Je crois que c’est à l’échelon local que les acteurs sont les mieux placés pour s’adapter en étant sous contrôle de l’État attentif à ce qu’il n’y ait pas de création d’inégalité et de disparités. Ce rapport qui a été pour moi un travail vivifiant est de constater quand on est au milieu des acteurs qu’on a une adhésion phénoménale et se créer des relations durables et particulières, car on a pu imaginer et donner le sentiment qu’on était dans l’action.

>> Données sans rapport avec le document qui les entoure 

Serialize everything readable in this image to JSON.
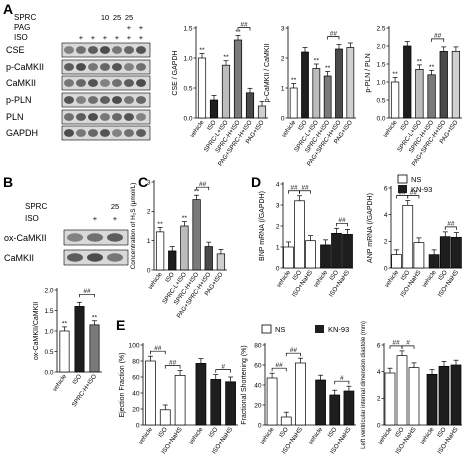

Standardiser une méthodologie réactive
Reste à savoir à quelle échelle cette réflexion peut être menée… « Un théorème de Bellman indique que des sous-ensembles optimaux ne forment pas obligatoirement un ensemble optimal. C’est cette question que l’on doit se poser parce que nous avons une méthode en silo. Chacun a essayé de faire plutôt bien sa part et sa conduite et de s’adapter à la situation. Mais ce n’est pas parce que je fais bien tout seul que ça va marcher à côté, c’est ce qu’on voit très bien dans la prise en charge de certains patients. C’est une chaîne de prise en charge, ce n’est pas chacun des maillons, c’est aux frontières, aux intersections que se passent les choses. » Optimiser l’ensemblier, construire une confiance dans la crise, se convaincre que chacun sera à son poste et que si un maillon est faible, le reste le ressentira : « La standardisation de la méthodologie sur un territoire face à de nouvelles crises sanitaires doit être pensée comme il existe des plans blancs pour les hôpitaux, pour les inondations, etc. Avec des répétitions, des réflexes à intégrer par les acteurs publics, privés puis par la population. C’est vers cet horizon que doit se construire la réponse collective aux futurs périls de santé publique », conclut l’ancien maire.
- Grand Lyon Métropole, Pour une stratégie globale de déconfinement et de relance de la métropole de Lyon, rapport, 9 juin 2020.
- Morel C., Les décision absurdes. Sociologie des erreurs radicales et persistantes, 2002, Gallimard, Bibliothèque des sciences humaines.